Choose a tag to compare

@LSeu-Open LSeu-Open released this 14 Jun 16:44
· 34 commits to main since this release
b161102

LLMScoreEngine v0.5.0 - New Features, Major Refactoring and Testing Overhaul

This update represents a major refactoring of the LLMScoreEngine, moving from a system with hardcoded values to a centralized, configuration-driven architecture.

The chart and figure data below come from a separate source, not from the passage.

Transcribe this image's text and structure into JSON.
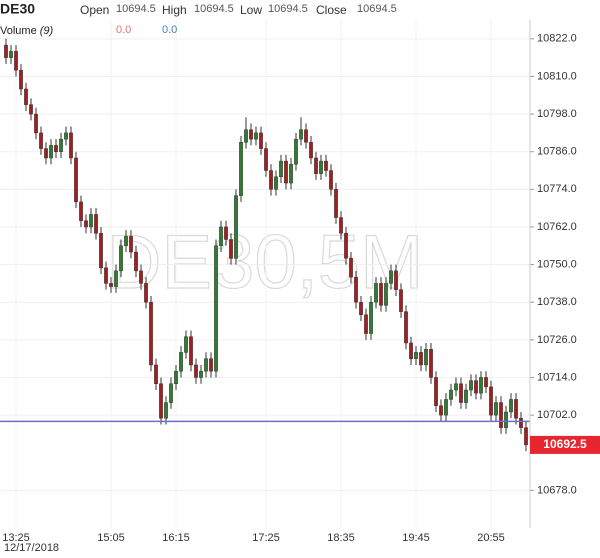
{
  "chart_data": {
    "type": "candlestick",
    "title": "DE30",
    "ohlc_header": [
      {
        "label": "Open",
        "value": 10694.5
      },
      {
        "label": "High",
        "value": 10694.5
      },
      {
        "label": "Low",
        "value": 10694.5
      },
      {
        "label": "Close",
        "value": 10694.5
      }
    ],
    "volume_name": "Volume",
    "volume_period": "(9)",
    "volume_values": [
      {
        "text": "0.0",
        "color": "#e57373"
      },
      {
        "text": "0.0",
        "color": "#4a78c2"
      }
    ],
    "watermark": "DE30,5M",
    "date_label": "12/17/2018",
    "up_color": "#2e7d32",
    "down_color": "#a31f1f",
    "ylim": [
      10666,
      10828
    ],
    "yticks": [
      {
        "value": 10822,
        "label": "10822.0"
      },
      {
        "value": 10810,
        "label": "10810.0"
      },
      {
        "value": 10798,
        "label": "10798.0"
      },
      {
        "value": 10786,
        "label": "10786.0"
      },
      {
        "value": 10774,
        "label": "10774.0"
      },
      {
        "value": 10762,
        "label": "10762.0"
      },
      {
        "value": 10750,
        "label": "10750.0"
      },
      {
        "value": 10738,
        "label": "10738.0"
      },
      {
        "value": 10726,
        "label": "10726.0"
      },
      {
        "value": 10714,
        "label": "10714.0"
      },
      {
        "value": 10702,
        "label": "10702.0"
      },
      {
        "value": 10678,
        "label": "10678.0"
      }
    ],
    "grid": true,
    "reference_line": 10700,
    "reference_color": "#6a6fc9",
    "last_price": 10692.5,
    "last_price_color": "#e8262f",
    "categories": [
      null,
      null,
      "13:25",
      null,
      null,
      null,
      null,
      null,
      null,
      null,
      null,
      null,
      null,
      null,
      null,
      null,
      null,
      null,
      null,
      null,
      null,
      "15:05",
      null,
      null,
      null,
      null,
      null,
      null,
      null,
      null,
      null,
      null,
      null,
      null,
      "16:15",
      null,
      null,
      null,
      null,
      null,
      null,
      null,
      null,
      null,
      null,
      null,
      null,
      null,
      null,
      null,
      null,
      null,
      "17:25",
      null,
      null,
      null,
      null,
      null,
      null,
      null,
      null,
      null,
      null,
      null,
      null,
      null,
      null,
      "18:35",
      null,
      null,
      null,
      null,
      null,
      null,
      null,
      null,
      null,
      null,
      null,
      null,
      null,
      null,
      "19:45",
      null,
      null,
      null,
      null,
      null,
      null,
      null,
      null,
      null,
      null,
      null,
      null,
      null,
      null,
      "20:55",
      null,
      null,
      null,
      null,
      null,
      null,
      null
    ],
    "open": [
      10820,
      10816,
      10818,
      10812,
      10806,
      10801,
      10798,
      10792,
      10787,
      10784,
      10788,
      10786,
      10790,
      10792,
      10784,
      10770,
      10764,
      10762,
      10766,
      10760,
      10749,
      10744,
      10743,
      10748,
      10756,
      10759,
      10754,
      10748,
      10744,
      10738,
      10718,
      10712,
      10701,
      10706,
      10712,
      10716,
      10722,
      10727,
      10718,
      10714,
      10716,
      10720,
      10716,
      10756,
      10762,
      10758,
      10752,
      10772,
      10789,
      10793,
      10790,
      10792,
      10787,
      10780,
      10774,
      10778,
      10783,
      10776,
      10782,
      10790,
      10793,
      10789,
      10784,
      10779,
      10783,
      10780,
      10774,
      10765,
      10760,
      10752,
      10746,
      10738,
      10734,
      10728,
      10738,
      10744,
      10737,
      10744,
      10748,
      10742,
      10735,
      10725,
      10720,
      10722,
      10718,
      10723,
      10714,
      10705,
      10702,
      10707,
      10710,
      10712,
      10706,
      10710,
      10713,
      10709,
      10714,
      10711,
      10702,
      10706,
      10698,
      10703,
      10707,
      10701,
      10698
    ],
    "high": [
      10822,
      10820,
      10820,
      10814,
      10808,
      10803,
      10800,
      10794,
      10789,
      10790,
      10790,
      10792,
      10794,
      10794,
      10786,
      10772,
      10766,
      10768,
      10768,
      10762,
      10751,
      10746,
      10750,
      10758,
      10761,
      10761,
      10756,
      10750,
      10746,
      10740,
      10720,
      10714,
      10708,
      10714,
      10718,
      10724,
      10729,
      10729,
      10720,
      10718,
      10722,
      10722,
      10758,
      10764,
      10764,
      10760,
      10774,
      10791,
      10797,
      10795,
      10794,
      10794,
      10789,
      10782,
      10780,
      10785,
      10785,
      10784,
      10792,
      10797,
      10795,
      10791,
      10786,
      10785,
      10785,
      10782,
      10776,
      10767,
      10762,
      10754,
      10748,
      10740,
      10736,
      10740,
      10746,
      10746,
      10746,
      10750,
      10750,
      10744,
      10737,
      10727,
      10724,
      10724,
      10725,
      10725,
      10716,
      10707,
      10709,
      10712,
      10714,
      10714,
      10712,
      10715,
      10715,
      10716,
      10716,
      10713,
      10708,
      10708,
      10705,
      10709,
      10709,
      10703,
      10700
    ],
    "low": [
      10814,
      10814,
      10810,
      10804,
      10799,
      10796,
      10790,
      10785,
      10782,
      10782,
      10784,
      10784,
      10788,
      10782,
      10768,
      10762,
      10760,
      10760,
      10758,
      10747,
      10742,
      10741,
      10741,
      10746,
      10754,
      10752,
      10746,
      10742,
      10736,
      10716,
      10710,
      10699,
      10699,
      10704,
      10710,
      10714,
      10720,
      10716,
      10712,
      10712,
      10714,
      10714,
      10714,
      10754,
      10756,
      10750,
      10750,
      10770,
      10787,
      10788,
      10788,
      10785,
      10778,
      10772,
      10772,
      10776,
      10774,
      10774,
      10780,
      10788,
      10787,
      10782,
      10777,
      10777,
      10778,
      10772,
      10763,
      10758,
      10750,
      10744,
      10736,
      10732,
      10726,
      10726,
      10736,
      10735,
      10735,
      10742,
      10740,
      10733,
      10723,
      10718,
      10718,
      10716,
      10716,
      10712,
      10703,
      10700,
      10700,
      10705,
      10708,
      10704,
      10704,
      10708,
      10707,
      10707,
      10709,
      10700,
      10700,
      10696,
      10696,
      10701,
      10699,
      10696,
      10690.5
    ],
    "close": [
      10816,
      10818,
      10812,
      10806,
      10801,
      10798,
      10792,
      10787,
      10784,
      10788,
      10786,
      10790,
      10792,
      10784,
      10770,
      10764,
      10762,
      10766,
      10760,
      10749,
      10744,
      10743,
      10748,
      10756,
      10759,
      10754,
      10748,
      10744,
      10738,
      10718,
      10712,
      10701,
      10706,
      10712,
      10716,
      10722,
      10727,
      10718,
      10714,
      10716,
      10720,
      10716,
      10756,
      10762,
      10758,
      10752,
      10772,
      10789,
      10793,
      10790,
      10792,
      10787,
      10780,
      10774,
      10778,
      10783,
      10776,
      10782,
      10790,
      10793,
      10789,
      10784,
      10779,
      10783,
      10780,
      10774,
      10765,
      10760,
      10752,
      10746,
      10738,
      10734,
      10728,
      10738,
      10744,
      10737,
      10744,
      10748,
      10742,
      10735,
      10725,
      10720,
      10722,
      10718,
      10723,
      10714,
      10705,
      10702,
      10707,
      10710,
      10712,
      10706,
      10710,
      10713,
      10709,
      10714,
      10711,
      10702,
      10706,
      10698,
      10703,
      10707,
      10701,
      10698,
      10692.5
    ]
  }
}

This is complemented by a complete, from-scratch pytest testing framework to ensure the reliability and correctness of the application.

New Features

  • Batch Scoring (--all): Score all models in the Models/ directory with a single command.
  • Dynamic Configuration (--config): Provide an external Python configuration file to experiment with scoring parameters without modifying the core code.
  • CSV Report Generation (--csv): Generate a consolidated CSV report of all model scores, saved in the Results/ directory.
  • Quiet Output Mode (--quiet): Suppress all informational output to show only the final model scores, ideal for automated scripts.

Refactoring & Bug Fixes

  • Architecture:

    • Refactored the application to use a centralized, immutable configuration file (config/scoring_config.py) instead of hardcoded values.
    • Improved import paths and module structure to prevent ImportError issues and clarify the package API.
  • Scoring Logic:

    • The ModelScorer class was rewritten to source all parameters from the central configuration.
    • Corrected scoring formulas in hf_score.py to align with the project documentation.
  • Bug Fixes:

    • Fixed a critical bug that caused benchmark scores to be ignored during calculations.
    • Resolved a case-insensitivity bug in data/loaders.py that prevented model files from being found.
  • Testing:

    • Built a comprehensive pytest testing framework from scratch, with unit and end-to-end tests covering all critical modules.
    • Used mocking for external APIs to ensure tests are fast and deterministic.
    • Improved test isolation and added verbose logging for clearer debugging.